So, what do the numbers look like? As of the one year mark, I have made 301 submissions, which averages more than one per working day throughout the year; I have at this time 51 stories on submission (including two shortlistings) plus nine placements, therefore I have been rejected 241 times. Some of them have been near-misses, a few times editors have profoundly regretted the necessity of turning a story away, but the cruel fact is they can’t find a home for every good story they see. In addition, I have been awarded Honourable Mention in the Writers of the Future Contest twice in successive quarters. My overall acceptance rate is running at 3.73% of total rejections, which is somewhat ahead of the general industry curve to the best of my knowledge. I also have a novel under consideration in the UK.
What of productivity? During calendar year 2016 I completed 52 stories, ranging from flash to half-novel length, and have three more incomplete at this time, for a total wordage on the year of 297, 781 words.
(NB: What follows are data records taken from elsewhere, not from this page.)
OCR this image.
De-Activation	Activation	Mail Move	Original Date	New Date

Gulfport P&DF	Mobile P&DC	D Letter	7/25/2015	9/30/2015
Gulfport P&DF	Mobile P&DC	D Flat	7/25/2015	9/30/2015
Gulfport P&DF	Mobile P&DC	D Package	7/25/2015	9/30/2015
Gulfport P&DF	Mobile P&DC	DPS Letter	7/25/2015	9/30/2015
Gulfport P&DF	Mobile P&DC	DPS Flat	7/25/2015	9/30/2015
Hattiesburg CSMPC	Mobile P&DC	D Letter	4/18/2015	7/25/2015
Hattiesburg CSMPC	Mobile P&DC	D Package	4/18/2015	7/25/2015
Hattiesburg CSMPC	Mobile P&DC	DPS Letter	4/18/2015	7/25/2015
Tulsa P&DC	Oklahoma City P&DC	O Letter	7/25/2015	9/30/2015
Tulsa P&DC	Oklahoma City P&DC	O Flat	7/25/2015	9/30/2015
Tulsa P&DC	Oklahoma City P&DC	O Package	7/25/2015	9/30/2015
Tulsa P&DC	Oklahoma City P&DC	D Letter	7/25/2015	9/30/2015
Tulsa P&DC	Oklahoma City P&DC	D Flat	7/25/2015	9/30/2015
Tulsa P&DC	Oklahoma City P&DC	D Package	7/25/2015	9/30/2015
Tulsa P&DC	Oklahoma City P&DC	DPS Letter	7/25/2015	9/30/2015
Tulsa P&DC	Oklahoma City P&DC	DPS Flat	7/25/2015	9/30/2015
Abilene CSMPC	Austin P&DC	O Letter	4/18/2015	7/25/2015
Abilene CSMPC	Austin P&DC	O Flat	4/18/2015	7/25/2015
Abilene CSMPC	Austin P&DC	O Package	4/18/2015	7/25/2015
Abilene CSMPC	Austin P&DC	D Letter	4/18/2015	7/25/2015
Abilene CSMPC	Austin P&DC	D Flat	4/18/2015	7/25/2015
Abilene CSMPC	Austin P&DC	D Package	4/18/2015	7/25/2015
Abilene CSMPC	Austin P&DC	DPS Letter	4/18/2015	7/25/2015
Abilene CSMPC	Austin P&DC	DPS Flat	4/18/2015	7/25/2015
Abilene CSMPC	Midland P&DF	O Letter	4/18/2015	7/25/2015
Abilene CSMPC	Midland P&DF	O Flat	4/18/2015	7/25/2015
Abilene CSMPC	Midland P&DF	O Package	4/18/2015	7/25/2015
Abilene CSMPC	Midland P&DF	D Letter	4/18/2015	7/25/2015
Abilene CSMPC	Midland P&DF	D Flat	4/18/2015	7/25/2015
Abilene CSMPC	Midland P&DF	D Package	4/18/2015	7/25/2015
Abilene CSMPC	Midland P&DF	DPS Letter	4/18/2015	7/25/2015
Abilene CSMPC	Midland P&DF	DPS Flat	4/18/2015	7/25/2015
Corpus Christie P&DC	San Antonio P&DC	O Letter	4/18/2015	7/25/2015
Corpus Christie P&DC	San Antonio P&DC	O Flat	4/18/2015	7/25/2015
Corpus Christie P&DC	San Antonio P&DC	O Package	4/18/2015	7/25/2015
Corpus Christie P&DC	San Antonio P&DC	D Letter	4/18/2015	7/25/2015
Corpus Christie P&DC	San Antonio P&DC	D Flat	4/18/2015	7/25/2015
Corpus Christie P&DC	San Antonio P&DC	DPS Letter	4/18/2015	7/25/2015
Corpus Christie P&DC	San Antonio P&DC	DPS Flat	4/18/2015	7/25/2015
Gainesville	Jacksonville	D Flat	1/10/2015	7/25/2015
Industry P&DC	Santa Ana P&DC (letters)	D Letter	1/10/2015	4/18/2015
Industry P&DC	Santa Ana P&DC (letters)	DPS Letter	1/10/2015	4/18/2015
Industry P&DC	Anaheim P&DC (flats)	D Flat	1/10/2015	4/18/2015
Where do I go from here? More of the same, keep up the intensity, continue to research markets, keep writing. Fingers crossed for a breakthrough to better-paying markets, hopefully up in the pro range, and in time perhaps join the professional writers’ guild. The second year will be as much an adventure as the first; I began its first day by redirecting two rejections, and one of those submissions, interestingly enough, went to Liminal, which rather closes the circle of year one!